2 responses to “Only Child explores senior living past and present

  1. Rio

    I like your question at the end, “What’s your story?” because we do tend to wrap a narrative around choice bits of our lives often based on how we are feeling, or on habits, but I’d prefer to say “traditions”. The great thing about story telling for me is I can have a bit of control whereas in life it is the opposite! Our family tradition was to make our stories funny or to “shut up about it” and I have that tendency now. Telling heart-felt truths is difficult for me.
    My brother, sister and I have very different recollections of our parents but we are eight years apart and very different people. But we all agree that they were hard people. I got close to my father when I had cancer and he was dying at the time also of cancer. It wasn’t so much that we bonded over shared misery but that he finally softened a bit. He was a man who suffered greatly in his youth, worked hard to rise out of poverty and kept armor around his emotions. So I guess without giving me much, a “sorry” and a hug while we wept will remain for me the truth that matters. He died at home in my mother’s care.
    My mom was “a hard nut to crack” and that is an expression she used to describe herself.
    Getting old and infirm comes with a lot of frustration and anger. It is just the way it is. There is a reason why so many old people die in hospital or old age homes, it is really hard on those who love you.
    My mom would not tolerate the staff in hospital. She told me the day I took her home that she’d apologized to a nurse for how she behaved and was told, “That wasn’t me.”
    It was so hard. I went for weeks without a solid nights sleep. I cried a lot, alone. She would rally for other people, and complain. She put on her favorite outfit for her birthday with friends and family. After that I would awake in the next room to find her dressing for “a special surprise but now you have RUINED IT!!!” The doctor came to the house to try to get her to go back to the hospital. Her body was shutting down, she was often confused but she was determined to stay and die at home.
    “That was very nice” was what she said after her breakfast of weak tea and pancakes, her favorite. She was being so sweet I thought she was getting better and we would have a nice Xmas together. While I was baking cookies to give as gifts because there was no way I would get any shopping done, she died in bed.
    Slowly, after three years I am remembering better times and how strong and funny she was. Maybe its just in our bones to be hard. She used to brag, “My grandmother walked from Wyoming to Alberta pulling her baby brother in a hand cart when she was fourteen.”

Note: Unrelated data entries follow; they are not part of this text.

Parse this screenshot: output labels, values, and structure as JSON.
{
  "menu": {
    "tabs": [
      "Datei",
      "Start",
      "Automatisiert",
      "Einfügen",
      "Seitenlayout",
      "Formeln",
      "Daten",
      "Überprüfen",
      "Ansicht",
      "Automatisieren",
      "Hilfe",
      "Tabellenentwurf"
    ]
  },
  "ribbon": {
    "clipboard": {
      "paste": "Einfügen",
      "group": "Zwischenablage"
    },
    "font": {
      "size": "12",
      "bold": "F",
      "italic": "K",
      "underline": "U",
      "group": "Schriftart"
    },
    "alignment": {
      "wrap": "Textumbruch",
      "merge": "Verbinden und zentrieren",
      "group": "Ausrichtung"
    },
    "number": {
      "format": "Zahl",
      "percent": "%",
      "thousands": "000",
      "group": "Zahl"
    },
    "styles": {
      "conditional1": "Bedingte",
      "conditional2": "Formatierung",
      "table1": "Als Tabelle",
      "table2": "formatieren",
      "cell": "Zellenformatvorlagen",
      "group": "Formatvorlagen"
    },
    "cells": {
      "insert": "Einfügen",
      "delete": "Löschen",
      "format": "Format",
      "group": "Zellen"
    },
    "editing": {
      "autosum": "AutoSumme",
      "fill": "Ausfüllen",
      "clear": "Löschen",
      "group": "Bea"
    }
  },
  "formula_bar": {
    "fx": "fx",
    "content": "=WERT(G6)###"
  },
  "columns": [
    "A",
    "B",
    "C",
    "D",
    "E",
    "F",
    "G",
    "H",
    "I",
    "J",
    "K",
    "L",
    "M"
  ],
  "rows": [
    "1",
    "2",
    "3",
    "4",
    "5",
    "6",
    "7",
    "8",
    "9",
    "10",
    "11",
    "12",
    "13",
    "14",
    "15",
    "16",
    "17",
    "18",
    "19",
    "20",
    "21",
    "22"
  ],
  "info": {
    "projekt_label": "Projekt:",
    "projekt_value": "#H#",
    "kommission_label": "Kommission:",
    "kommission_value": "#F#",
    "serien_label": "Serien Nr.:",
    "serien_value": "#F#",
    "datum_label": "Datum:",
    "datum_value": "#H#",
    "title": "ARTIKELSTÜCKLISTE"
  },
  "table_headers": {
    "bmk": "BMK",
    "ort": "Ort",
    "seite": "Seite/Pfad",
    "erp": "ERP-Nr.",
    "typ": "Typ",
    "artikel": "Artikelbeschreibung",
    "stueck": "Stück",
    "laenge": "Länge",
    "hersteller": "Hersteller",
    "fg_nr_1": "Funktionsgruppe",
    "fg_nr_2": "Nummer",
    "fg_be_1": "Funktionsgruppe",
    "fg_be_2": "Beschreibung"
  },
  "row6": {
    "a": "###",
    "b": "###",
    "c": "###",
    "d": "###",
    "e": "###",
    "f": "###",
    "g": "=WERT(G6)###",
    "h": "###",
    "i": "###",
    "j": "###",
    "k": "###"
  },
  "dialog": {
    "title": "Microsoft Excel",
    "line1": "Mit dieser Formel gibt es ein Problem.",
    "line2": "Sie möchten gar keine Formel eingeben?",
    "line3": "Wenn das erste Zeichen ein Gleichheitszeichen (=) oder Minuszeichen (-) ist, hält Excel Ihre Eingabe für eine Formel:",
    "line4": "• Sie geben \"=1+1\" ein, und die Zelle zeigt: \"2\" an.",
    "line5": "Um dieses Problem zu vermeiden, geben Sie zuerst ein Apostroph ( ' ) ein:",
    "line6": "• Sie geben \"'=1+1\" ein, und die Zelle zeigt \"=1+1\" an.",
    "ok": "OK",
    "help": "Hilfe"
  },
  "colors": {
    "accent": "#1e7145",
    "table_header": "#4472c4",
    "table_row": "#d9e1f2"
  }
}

  2. Very interesting story, Rio. Like you said we all have our family stories. My mother grew up on a farm near Mildmay, Ontario. There were eight siblings (including one who was stillborn). The sibling were all quirky, very distinctive people. As a child I bonded with my maternal grandfather when Mom, Dad and I visited every summer. When he was sick with cancer (although I wasn’t told that) and he had to have an operation in a Toronto hospital, he stayed with us to recuperate. Mom looked after him. Grandpa and I bonded even more. He would sit at the livingroom window facing the veranda watching for me to come home from school and when I did we played some card game called “Chasing someone out of the country” – not the game’s official name. When he died a few years later I was very sad.